Diffusion-weighted MRI might provide a noninvasive method of identifying patients with CJD. However, further investigations must be performed to determine the specificity of these findings for CJD.
传统成像方法,包括计算机断层扫描、常规磁共振成像(MRI)和磁共振波谱,在克雅氏病(CJD)的诊断中并非特别有用。尽管使用这些方法可以看到异常,但这些发现仅在疾病晚期才明显,或者缺乏特异性或敏感性。

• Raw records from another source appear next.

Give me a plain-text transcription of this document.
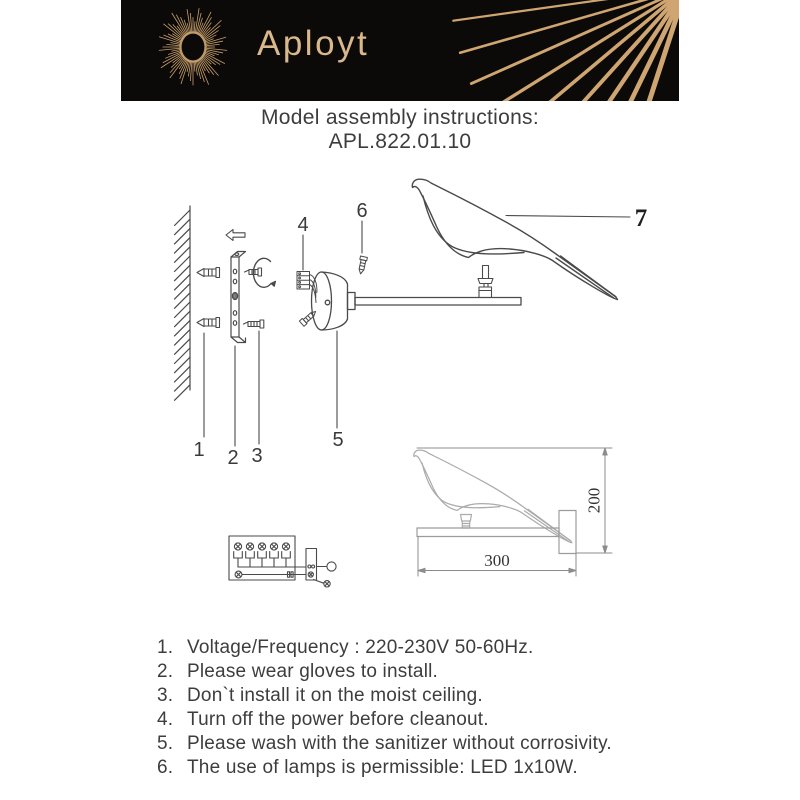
Aployt
Model assembly instructions:
APL.822.01.10
1 2 3
4
5
6	7
300
200
1. Voltage/Frequency : 220-230V 50-60Hz.
2. Please wear gloves to install.
3. Don`t install it on the moist ceiling.
4. Turn off the power before cleanout.
5. Please wash with the sanitizer without corrosivity.
6. The use of lamps is permissible: LED 1x10W.
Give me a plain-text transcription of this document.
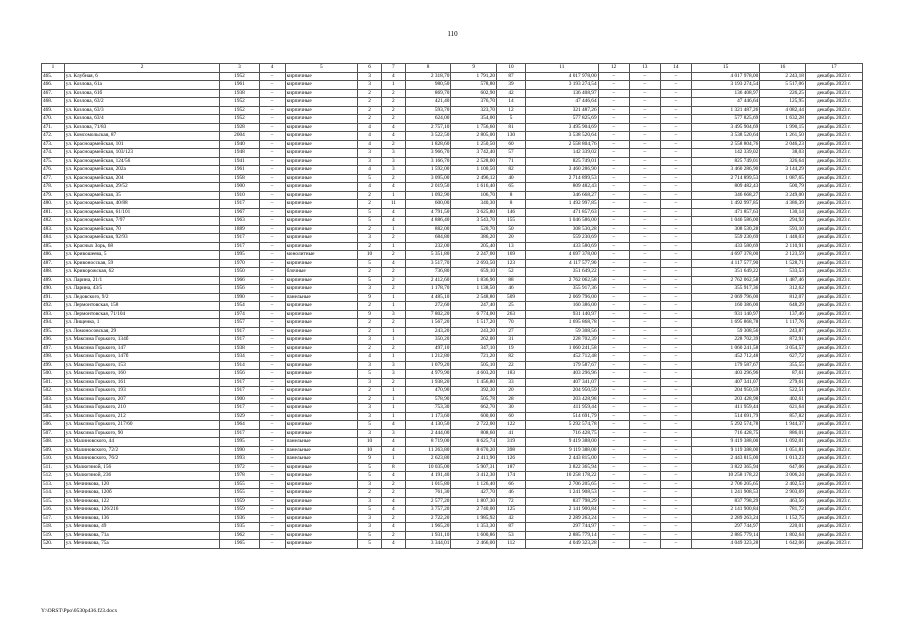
110
1	2	3	4	5	6	7	8	9	10	11	12	13	14	15	16	17
465.	ул. Клубная, 6	1952	–	кирпичные	3	4	2 318,70	1 791,20	87	4 017 978,00	–	–	–	4 017 978,00	2 243,18	декабрь 2023 г.
466.	ул. Козлова, 61а	1961	–	кирпичные	3	1	980,50	578,80	39	3 193 274,54	–	–	–	3 193 274,54	5 517,06	декабрь 2023 г.
467.	ул. Козлова, 61б	1938	–	кирпичные	2	2	869,70	602,90	42	136 408,97	–	–	–	136 408,97	226,25	декабрь 2023 г.
468.	ул. Козлова, 63/2	1952	–	кирпичные	2	2	421,40	376,70	14	47 446,64	–	–	–	47 446,64	125,95	декабрь 2023 г.
469.	ул. Козлова, 63/3	1952	–	кирпичные	2	2	593,70	323,70	12	321 487,26	–	–	–	1 321 487,26	4 082,44	декабрь 2023 г.
470.	ул. Козлова, 63/4	1952	–	кирпичные	2	2	624,00	354,00	5	577 825,69	–	–	–	577 825,69	1 632,28	декабрь 2023 г.
471.	ул. Козлова, 71/83	1928	–	кирпичные	4	4	2 757,10	1 756,60	81	3 495 904,69	–	–	–	3 495 904,69	1 990,15	декабрь 2023 г.
472.	ул. Комсомольская, 87	2004	–	кирпичные	4	4	3 522,50	2 805,00	130	3 538 520,64	–	–	–	3 538 520,64	1 261,50	декабрь 2023 г.
473.	ул. Красноармейская, 101	1940	–	кирпичные	4	2	1 828,60	1 250,50	60	2 558 804,76	–	–	–	2 558 804,76	2 046,23	декабрь 2023 г.
474.	ул. Красноармейская, 103/123	1948	–	кирпичные	3	3	3 966,70	3 742,40	57	142 339,02	–	–	–	142 339,02	38,03	декабрь 2023 г.
475.	ул. Красноармейская, 124/56	1941	–	кирпичные	3	3	3 166,70	2 528,00	71	825 749,01	–	–	–	825 749,01	326,64	декабрь 2023 г.
476.	ул. Красноармейская, 202а	1961	–	кирпичные	4	3	1 592,00	1 100,50	82	3 460 286,90	–	–	–	3 460 286,90	3 144,29	декабрь 2023 г.
477.	ул. Красноармейская, 204	1958	–	кирпичные	5	2	3 095,00	2 496,12	40	2 714 899,53	–	–	–	2 714 899,53	1 087,65	декабрь 2023 г.
478.	ул. Красноармейская, 29/52	1900	–	кирпичные	4	4	2 019,50	1 616,40	65	809 482,43	–	–	–	809 482,43	500,79	декабрь 2023 г.
479.	ул. Красноармейская, 35	1910	–	кирпичные	2	1	1 092,90	106,70	8	346 668,27	–	–	–	346 668,27	3 249,00	декабрь 2023 г.
480.	ул. Красноармейская, 40/88	1917	–	кирпичные	2	11	600,00	340,30	8	1 492 997,85	–	–	–	1 492 997,85	4 386,39	декабрь 2023 г.
481.	ул. Красноармейская, 61/101	1967	–	кирпичные	5	4	4 791,50	3 625,80	146	471 857,63	–	–	–	471 857,63	130,14	декабрь 2023 г.
482.	ул. Красноармейская, 7/97	1963	–	кирпичные	5	4	4 886,40	3 543,70	155	1 046 586,00	–	–	–	1 046 586,00	294,92	декабрь 2023 г.
483.	ул. Красноармейская, 70	1889	–	кирпичные	2	1	882,00	520,70	50	308 530,28	–	–	–	308 530,28	593,10	декабрь 2023 г.
484.	ул. Красноармейская, 92/93	1917	–	кирпичные	3	2	684,80	386,20	20	559 230,69	–	–	–	559 230,69	1 448,03	декабрь 2023 г.
485.	ул. Красных Зорь, 68	1917	–	кирпичные	2	1	232,00	205,40	13	433 580,69	–	–	–	433 580,69	2 110,91	декабрь 2023 г.
486.	ул. Кривошеева, 5	1995	–	монолитные	10	2	5 351,80	2 247,00	169	4 697 378,00	–	–	–	4 697 378,00	2 123,59	декабрь 2023 г.
487.	ул. Кривоносская, 59	1970	–	кирпичные	5	4	3 517,70	2 693,50	123	4 117 577,90	–	–	–	4 117 577,90	1 528,71	декабрь 2023 г.
488.	ул. Криворожская, 62	1950	–	блочные	2	2	736,80	659,10	52	351 649,22	–	–	–	351 649,22	533,53	декабрь 2023 г.
489.	ул. Ларина, 21/1	1966	–	кирпичные	5	2	2 412,60	1 836,90	88	2 762 062,58	–	–	–	2 762 062,58	1 487,46	декабрь 2023 г.
490.	ул. Ларина, 43/5	1956	–	кирпичные	3	2	1 178,70	1 138,50	46	355 917,36	–	–	–	355 917,36	312,62	декабрь 2023 г.
491.	ул. Ледовского, 9/2	1990	–	панельные	9	1	4 485,10	2 548,80	509	2 069 796,00	–	–	–	2 069 796,00	812,07	декабрь 2023 г.
492.	ул. Лермонтовская, 158	1954	–	кирпичные	2	1	272,60	247,40	25	160 386,00	–	–	–	160 386,00	648,29	декабрь 2023 г.
493.	ул. Лермонтовская, 71/104	1974	–	кирпичные	9	3	7 802,20	6 774,00	263	931 140,97	–	–	–	931 140,97	137,46	декабрь 2023 г.
494.	ул. Лищенко, 1	1957	–	кирпичные	2	2	1 567,20	1 517,20	70	1 695 868,78	–	–	–	1 695 868,78	1 117,76	декабрь 2023 г.
495.	ул. Ломоносовская, 29	1917	–	кирпичные	2	1	243,20	243,20	27	59 308,56	–	–	–	59 308,56	243,87	декабрь 2023 г.
496.	ул. Максима Горького, 134б	1917	–	кирпичные	3	1	350,20	262,00	31	228 702,39	–	–	–	228 702,39	872,91	декабрь 2023 г.
497.	ул. Максима Горького, 147	1938	–	кирпичные	2	2	497,10	347,10	19	1 060 241,58	–	–	–	1 060 241,58	3 054,57	декабрь 2023 г.
498.	ул. Максима Горького, 147б	1934	–	кирпичные	4	1	1 212,80	721,20	82	452 712,48	–	–	–	452 712,48	627,72	декабрь 2023 г.
499.	ул. Максима Горького, 153	1914	–	кирпичные	3	3	1 079,20	505,10	22	179 587,67	–	–	–	179 587,67	355,55	декабрь 2023 г.
500.	ул. Максима Горького, 160	1956	–	кирпичные	5	3	4 979,90	4 603,20	183	403 296,96	–	–	–	403 296,96	87,61	декабрь 2023 г.
501.	ул. Максима Горького, 161	1917	–	кирпичные	3	2	1 938,20	1 456,80	33	407 341,07	–	–	–	407 341,07	279,61	декабрь 2023 г.
502.	ул. Максима Горького, 193	1917	–	кирпичные	2	1	470,90	392,30	20	204 950,59	–	–	–	204 950,59	522,51	декабрь 2023 г.
503.	ул. Максима Горького, 207	1900	–	кирпичные	2	1	578,90	505,78	28	203 428,98	–	–	–	203 428,98	402,61	декабрь 2023 г.
504.	ул. Максима Горького, 210	1917	–	кирпичные	3	1	753,30	662,70	30	411 959,44	–	–	–	411 959,44	621,64	декабрь 2023 г.
505.	ул. Максима Горького, 212	1929	–	кирпичные	3	1	1 173,60	600,00	60	514 691,79	–	–	–	514 691,79	857,82	декабрь 2023 г.
506.	ул. Максима Горького, 217/60	1964	–	кирпичные	5	4	4 130,50	2 722,00	122	5 292 574,78	–	–	–	5 292 574,78	1 944,37	декабрь 2023 г.
507.	ул. Максима Горького, 90	1917	–	кирпичные	3	3	2 444,00	808,60	41	716 428,75	–	–	–	716 428,75	886,01	декабрь 2023 г.
508.	ул. Малиновского, 44	1995	–	панельные	10	4	8 719,00	8 625,74	319	9 419 388,00	–	–	–	9 419 388,00	1 092,01	декабрь 2023 г.
509.	ул. Малиновского, 72/2	1990	–	панельные	10	4	11 263,80	8 670,20	398	9 119 388,00	–	–	–	9 119 388,00	1 051,81	декабрь 2023 г.
510.	ул. Малиновского, 76/2	1993	–	панельные	9	1	2 623,80	2 411,90	126	2 443 815,00	–	–	–	2 443 815,00	1 013,23	декабрь 2023 г.
511.	ул. Малюгиной, 156	1972	–	кирпичные	5	8	10 035,00	5 907,31	187	3 822 365,94	–	–	–	3 822 365,94	647,06	декабрь 2023 г.
512.	ул. Малюгиной, 236	1978	–	кирпичные	5	4	4 191,40	3 412,30	174	10 258 178,22	–	–	–	10 258 178,22	3 006,24	декабрь 2023 г.
513.	ул. Мечникова, 120	1955	–	кирпичные	3	2	1 015,80	1 126,40	66	2 706 205,65	–	–	–	2 706 205,65	2 402,53	декабрь 2023 г.
514.	ул. Мечникова, 120б	1955	–	кирпичные	2	2	761,30	427,70	46	1 241 908,53	–	–	–	1 241 908,53	2 903,69	декабрь 2023 г.
515.	ул. Мечникова, 122	1959	–	кирпичные	3	4	2 577,20	1 807,30	72	837 798,29	–	–	–	837 798,29	463,56	декабрь 2023 г.
516.	ул. Мечникова, 126/216	1959	–	кирпичные	5	4	3 757,20	2 740,00	125	2 141 900,84	–	–	–	2 141 900,84	781,72	декабрь 2023 г.
517.	ул. Мечникова, 136	1936	–	кирпичные	3	2	2 722,20	1 985,92	42	2 289 263,24	–	–	–	2 289 263,24	1 152,75	декабрь 2023 г.
518.	ул. Мечникова, 49	1935	–	кирпичные	3	4	1 965,20	1 353,30	87	297 744,97	–	–	–	297 744,97	220,01	декабрь 2023 г.
519.	ул. Мечникова, 71а	1962	–	кирпичные	5	2	1 931,10	1 600,86	53	2 885 779,14	–	–	–	2 885 779,14	1 802,64	декабрь 2023 г.
520.	ул. Мечникова, 75а	1965	–	кирпичные	5	4	3 344,01	2 466,00	112	4 049 323,28	–	–	–	4 049 323,28	1 642,06	декабрь 2023 г.
Y:\ORST\Ppo\0530p436.f23.docx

描述4例经证实患有CJD患者的扩散加权MRI异常情况。
对4例CJD患者进行扩散加权MRI检查,作为常规脑部MRI检查的一部分。
所有4例患者的脑部扩散加权MRI均显示基底节区双侧高信号。1例患者在扩散加权图像中最明显的异常出现在丘脑。2例患者在扩散加权图像上还显示大脑皮质高信号。4例患者中只有2例在常规(非扩散加权)MRI上显示明显异常。1例患者在症状出现后1个月内可见扩散异常。在症状持续时间最长(7个月)的患者中,这些发现最为明显和广泛。
扩散加权MRI可能提供一种识别CJD患者的非侵入性方法。然而,必须进行进一步研究以确定这些发现对CJD的特异性。